他连忙集结了剩下的一小半侍卫,快马加鞭地朝驿站赶去,追上皇帝。
苏元坐在马车内,头倚着车窗,意识逐渐模糊,脑袋昏沉沉的。
她身上一会儿冷一会儿热,像是冰火两重天,折磨得她全身止不住地发抖。
苏子溪紧紧握着苏元的手,感受到她身体极不正常的温度,走投无路,慌张地对外面驾车的高砚道:“怎么回事……皇兄他身上好烫……”

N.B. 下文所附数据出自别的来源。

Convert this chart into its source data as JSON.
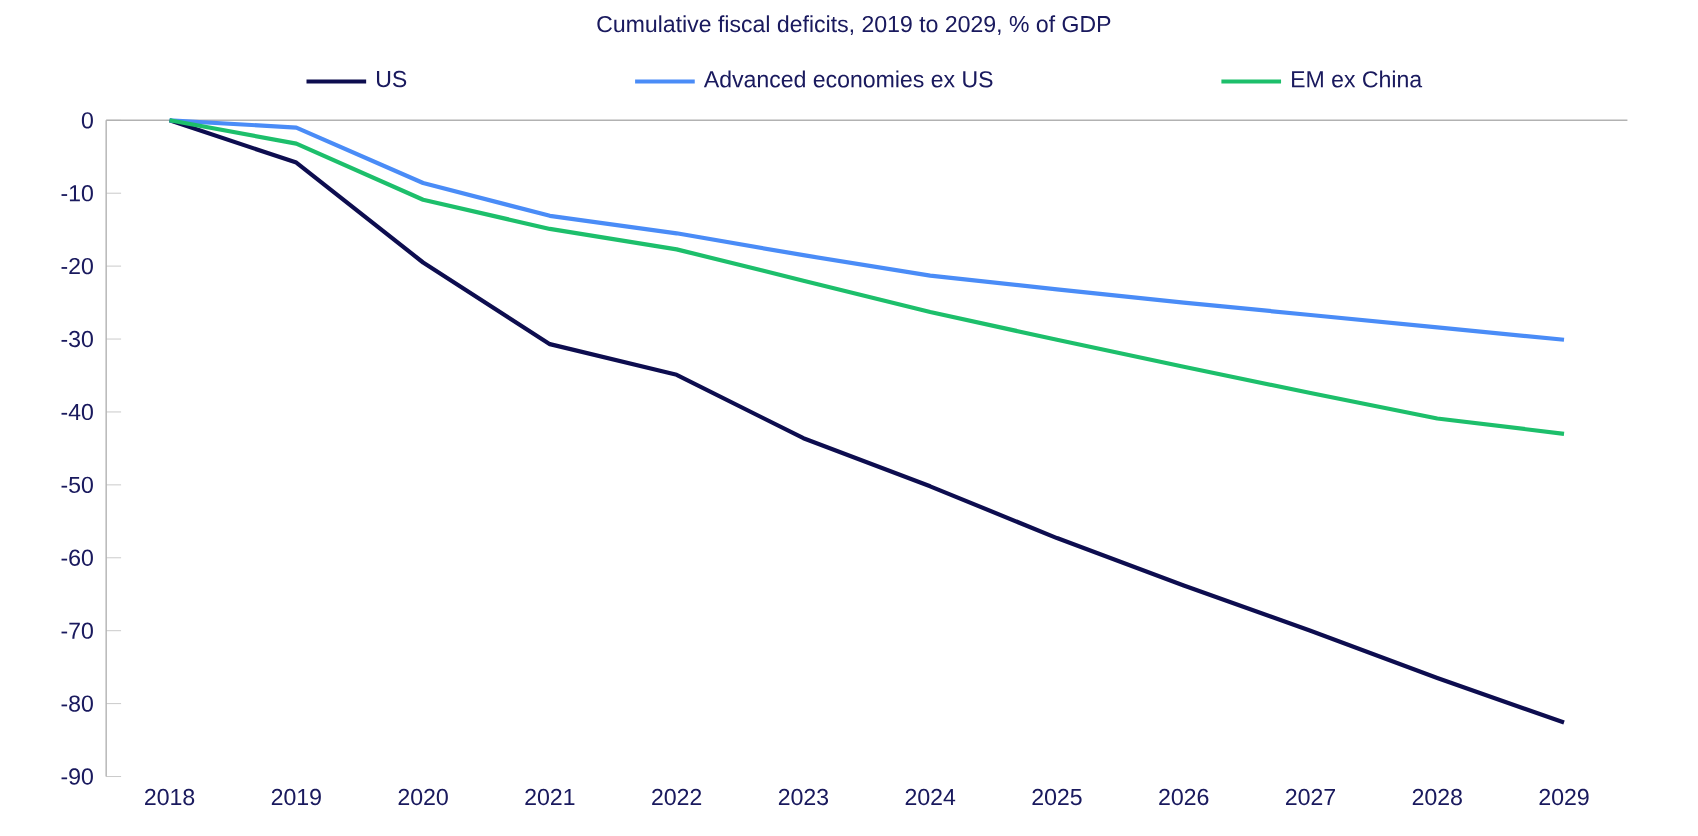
{
  "chart_data": {
    "type": "line",
    "title": "Cumulative fiscal deficits, 2019 to 2029, % of GDP",
    "categories": [
      "2018",
      "2019",
      "2020",
      "2021",
      "2022",
      "2023",
      "2024",
      "2025",
      "2026",
      "2027",
      "2028",
      "2029"
    ],
    "series": [
      {
        "name": "US",
        "color": "#0d0d4f",
        "values": [
          0,
          -5.8,
          -19.5,
          -30.7,
          -34.9,
          -43.6,
          -50.2,
          -57.3,
          -63.8,
          -70.0,
          -76.5,
          -82.6
        ]
      },
      {
        "name": "Advanced economies ex US",
        "color": "#4a8cf7",
        "values": [
          0,
          -1.0,
          -8.6,
          -13.1,
          -15.5,
          -18.5,
          -21.3,
          -23.2,
          -25.0,
          -26.7,
          -28.4,
          -30.1
        ]
      },
      {
        "name": "EM ex China",
        "color": "#1dbf6b",
        "values": [
          0,
          -3.2,
          -10.9,
          -14.9,
          -17.7,
          -22.0,
          -26.3,
          -30.1,
          -33.8,
          -37.4,
          -40.9,
          -43.0
        ]
      }
    ],
    "ylim": [
      -90,
      0
    ],
    "yticks": [
      0,
      -10,
      -20,
      -30,
      -40,
      -50,
      -60,
      -70,
      -80,
      -90
    ],
    "legend": "top",
    "grid": false,
    "marker": "none",
    "line_style": "solid"
  }
}
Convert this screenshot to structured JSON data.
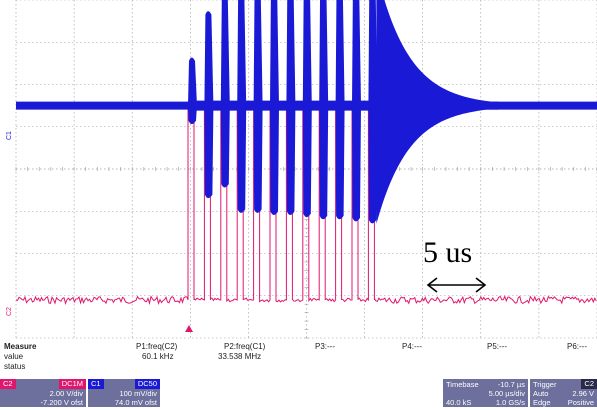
{
  "annotation": {
    "text": "5 us"
  },
  "channel_markers": {
    "c1": "C1",
    "c2": "C2"
  },
  "colors": {
    "ch1_trace": "#1a1ad6",
    "ch2_trace": "#e0166e",
    "grid": "#9a9a9a",
    "panel_bg": "#6d6f9c",
    "ch2_tag": "#e0166e",
    "ch1_tag": "#1a1ad6"
  },
  "measure": {
    "header": "Measure",
    "row_labels": [
      "value",
      "status"
    ],
    "params": [
      {
        "name": "P1:freq(C2)",
        "value": "60.1 kHz",
        "status": ""
      },
      {
        "name": "P2:freq(C1)",
        "value": "33.538 MHz",
        "status": ""
      },
      {
        "name": "P3:---",
        "value": "",
        "status": ""
      },
      {
        "name": "P4:---",
        "value": "",
        "status": ""
      },
      {
        "name": "P5:---",
        "value": "",
        "status": ""
      },
      {
        "name": "P6:---",
        "value": "",
        "status": ""
      }
    ]
  },
  "channels": [
    {
      "tag": "C2",
      "badge": "DC1M",
      "line1": "2.00 V/div",
      "line2": "-7.200 V ofst"
    },
    {
      "tag": "C1",
      "badge": "DC50",
      "line1": "100 mV/div",
      "line2": "74.0 mV ofst"
    }
  ],
  "timebase": {
    "label": "Timebase",
    "delay": "-10.7 µs",
    "line1": "5.00 µs/div",
    "line2_left": "40.0 kS",
    "line2_right": "1.0 GS/s"
  },
  "trigger": {
    "label": "Trigger",
    "badge": "C2",
    "mode": "Auto",
    "mode2": "Edge",
    "level": "2.96 V",
    "slope": "Positive"
  },
  "chart_data": {
    "type": "line",
    "title": "",
    "xlabel": "",
    "ylabel": "",
    "x_divisions": 10,
    "y_divisions": 8,
    "timebase": "5.00 µs/div",
    "series": [
      {
        "name": "C1",
        "color": "#1a1ad6",
        "baseline_div": 2.5,
        "burst_peak_heights_div": [
          1.15,
          2.25,
          2.65,
          2.9,
          2.95,
          3.05,
          3.1,
          3.15,
          3.15,
          3.15,
          3.15,
          3.2
        ],
        "burst_negative_depth_div": [
          0.45,
          2.2,
          1.95,
          2.55,
          2.55,
          2.6,
          2.6,
          2.65,
          2.7,
          2.7,
          2.75,
          2.8
        ],
        "ringdown_time_constant_us": 2.8
      },
      {
        "name": "C2",
        "color": "#e0166e",
        "low_level_div": 7.1,
        "high_level_div": 2.5,
        "pulse_count": 12
      }
    ]
  }
}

说着说着,她自己忍不住又哭起来:“皇兄,都怪子溪不好……”
高砚并没有回答苏子溪,只是绷着唇,紧紧攥着缰绳。
手指被粗糙的缰绳勒破皮,勒出血痕,殷红的鲜血渗了出来,滑得有些攥不住绳子。
可他似乎感觉不到疼似的,将缰绳收得更紧。
苏元迷迷糊糊中听见苏子溪的哭声,她勉强打起精神,睁开眼,勾起一个虚弱的笑:“你别哭啊,我没事……就是……”
她喘了一口气,继续道:“……就是有点累。”
她感觉自己状况很不对,那支箭上面一定涂了什么东西。
是毒药吗?
她不清楚。
她现在只觉得很累,很困,想好好睡一觉。
“你别哭的这么难过……放心,我不会死的……”她打起精神跟苏子溪说话:“让我睡一会儿。”
她其实也不太确定,她究竟会不会死。
但是这还没到大结局,还没被沈厌折磨,还没有真正达到惩罚剧本的既定结局呢,系统不可能这么轻易就让她死吧?
而且,就算真的死了,对苏元来说,反而是种解脱。
不用被凌迟,一刀刀地割肉而死,应该还算是个好结局吧?
她这样想着,迷迷糊糊地靠在窗边睡了过去。